My understanding is that the more you let the pick “grab” the string, the more it will try to slip away from you. So it’s a matter of tuning edge picking, slanting, lean and trajectory to minimise the effect (i.e. more sliding on the string and less grabbing).

That in theory. In practice I also have occasional issues with pick slip. I reckon it’d be awful for me if I played live as I’d get sweaty fingers for sure!

1 Like

Thank you. That’s good advice.

Finally a topic I can contribute to :smiley:
Pick grip has always been a problem for me. Maybe my skin is more oily or something else but I really don’t know how people can play with those glossy picks…
Over the years I have tried whatever has crossed my mind:

  • scratching my picks with a knife - works pretty well if you do deep scratches in two directions. I once got a Megadeth pick that had similar scratches, so the Big Ones do this, too!
  • sandpapered picks (Ibanez have some good ones) - good but not great
  • Monster grips - improves grip but I find that rubber gets slippery, too, when sweat comes along
  • textured picks - this is what I have been sticking (gripping!? :smiley: ) to lately.
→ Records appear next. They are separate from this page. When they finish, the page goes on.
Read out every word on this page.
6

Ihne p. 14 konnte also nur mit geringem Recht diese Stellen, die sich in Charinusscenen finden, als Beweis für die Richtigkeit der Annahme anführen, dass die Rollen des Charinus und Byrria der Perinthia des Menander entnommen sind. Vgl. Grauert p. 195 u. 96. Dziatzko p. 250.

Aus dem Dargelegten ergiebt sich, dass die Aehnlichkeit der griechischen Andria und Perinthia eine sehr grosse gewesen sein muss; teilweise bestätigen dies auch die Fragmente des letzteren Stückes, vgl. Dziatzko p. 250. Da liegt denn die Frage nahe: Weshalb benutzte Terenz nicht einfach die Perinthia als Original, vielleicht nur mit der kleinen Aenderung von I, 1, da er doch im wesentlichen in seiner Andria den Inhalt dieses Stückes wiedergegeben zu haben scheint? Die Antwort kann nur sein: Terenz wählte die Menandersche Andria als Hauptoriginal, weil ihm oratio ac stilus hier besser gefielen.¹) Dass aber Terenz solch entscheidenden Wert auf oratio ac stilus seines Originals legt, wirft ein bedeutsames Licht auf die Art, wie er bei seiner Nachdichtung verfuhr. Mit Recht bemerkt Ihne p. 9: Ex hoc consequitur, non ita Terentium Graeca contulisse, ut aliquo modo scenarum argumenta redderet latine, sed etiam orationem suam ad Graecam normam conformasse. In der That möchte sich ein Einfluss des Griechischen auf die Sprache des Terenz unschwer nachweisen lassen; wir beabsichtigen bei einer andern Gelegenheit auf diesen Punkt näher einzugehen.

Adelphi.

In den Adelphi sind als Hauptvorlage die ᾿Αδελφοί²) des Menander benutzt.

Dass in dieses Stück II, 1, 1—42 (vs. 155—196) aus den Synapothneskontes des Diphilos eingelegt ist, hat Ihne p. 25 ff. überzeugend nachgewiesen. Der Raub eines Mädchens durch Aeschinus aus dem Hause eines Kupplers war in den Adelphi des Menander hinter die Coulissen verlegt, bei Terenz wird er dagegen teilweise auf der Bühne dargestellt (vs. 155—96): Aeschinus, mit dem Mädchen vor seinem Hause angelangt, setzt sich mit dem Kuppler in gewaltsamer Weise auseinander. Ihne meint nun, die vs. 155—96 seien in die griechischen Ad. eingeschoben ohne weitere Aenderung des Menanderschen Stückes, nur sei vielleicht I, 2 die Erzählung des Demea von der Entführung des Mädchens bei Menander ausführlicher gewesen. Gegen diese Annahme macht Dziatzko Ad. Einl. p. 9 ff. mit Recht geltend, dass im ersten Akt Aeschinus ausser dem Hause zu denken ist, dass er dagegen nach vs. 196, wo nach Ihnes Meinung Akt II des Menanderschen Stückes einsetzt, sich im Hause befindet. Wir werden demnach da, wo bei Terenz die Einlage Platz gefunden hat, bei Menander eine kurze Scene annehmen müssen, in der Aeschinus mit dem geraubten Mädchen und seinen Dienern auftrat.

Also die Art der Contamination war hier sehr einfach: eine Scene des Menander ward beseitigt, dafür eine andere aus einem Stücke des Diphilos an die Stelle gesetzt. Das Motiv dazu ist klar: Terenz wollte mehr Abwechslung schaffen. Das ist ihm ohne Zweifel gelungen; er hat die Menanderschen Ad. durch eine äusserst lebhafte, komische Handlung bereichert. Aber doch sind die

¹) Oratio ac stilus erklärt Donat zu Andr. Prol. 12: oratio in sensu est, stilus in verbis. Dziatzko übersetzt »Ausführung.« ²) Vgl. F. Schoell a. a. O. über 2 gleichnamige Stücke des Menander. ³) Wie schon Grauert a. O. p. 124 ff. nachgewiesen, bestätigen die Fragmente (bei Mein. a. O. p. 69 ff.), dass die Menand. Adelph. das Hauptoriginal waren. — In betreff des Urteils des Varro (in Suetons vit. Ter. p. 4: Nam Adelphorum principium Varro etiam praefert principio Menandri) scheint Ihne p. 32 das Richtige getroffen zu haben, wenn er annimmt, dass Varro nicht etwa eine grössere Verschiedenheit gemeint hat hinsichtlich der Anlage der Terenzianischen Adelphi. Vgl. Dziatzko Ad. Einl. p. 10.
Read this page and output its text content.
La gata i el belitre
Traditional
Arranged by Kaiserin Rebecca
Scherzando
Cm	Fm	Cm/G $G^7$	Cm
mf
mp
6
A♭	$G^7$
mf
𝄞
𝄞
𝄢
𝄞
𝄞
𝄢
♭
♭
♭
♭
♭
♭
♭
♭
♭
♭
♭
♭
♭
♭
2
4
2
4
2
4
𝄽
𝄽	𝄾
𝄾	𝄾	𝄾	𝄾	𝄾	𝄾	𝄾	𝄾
I really like Dunlop Max Grip picks:
    https://www.jimdunlop.com/category/products/guitar+picks/max-grip.do
    I think this is the best grip surface out there. However, you may not like the sound or bendiness of the nylon material they are made of. In that case you can check out the Flow series:
    https://www.jimdunlop.com/category/products/guitar+picks/flow.do
    Most of them have an embossed (is this the right word?) surface which is pretty good, too.
3 Likes

The dunlop Maxgrip nylons are my best friend I still use my old claytons acetals from time to time when I’m feeling nostalgic but they get kind of slick so the Nylons are my goto most times.

I usually use Dunlop ultex 1.0 standard shape picks. Wish they had a gripped version of that. I ordered a couple of their primetone with the grip to try out.

In all of the picks I’ve tried in my life this is the only one that always feels stable in my hand. They’re hard to find though and music stores so you’ll have to special order them.

You could try the Dunlop Flow picks - they’re a little smaller, somewhere between standard and jazz in size, made from ultex, and have some texturing. I like them and had switched from tortex jazz picks to them, until Dunlop introduced a Tortex version so I just switched to that. No grip, but the material flexes a little more so it’s more comfortable for me.

Paper masking tape is pretty good - change it when it wears down.

I’m very satisfied using the ‘pick slinger’. Beside it’s obvious use I notice the pick stays more in place when playing.

is that a real product? super interesting - not for gripping - but for picking. Could attach at the wrist and keep the pick perpendicular when rotation picking - would need some serious micro levers and stuff tho.

Question to you guys: do you talk about long (like 2 hrs) concerts? Because I heard from my friend that he’d had this problem in such situations.

Yes, it’s a real product, easy to find in google. For me it helps to get a better grip on the pic and it enhanced my overall technique.

Ok I got the monster grips. I put them on both sides of a couple picks. I don’t know if that’s how it was intended or not. But it feels good. I also got a few primetone standard 1.0 picks with grip. So I’ll try those. And then I will SHRED!

Some pick manufactures use material that is more sticky than normal. I have been using V-picks (large pointed is my favorite - sort of like a larger and thicker Jazz style pick https://v-picks.com/shop/large-pointed/) and did notice that they do indeed “stick” more to the fingers. I should also mention, that I hold the pick in a pretty relaxed grib, so it doesn’t manhandle the string upon contact. So the pick sort of brush the string more than force its way through.

If you are in the marked to try a different brand altogether, then maybe V-picks is worth a shot.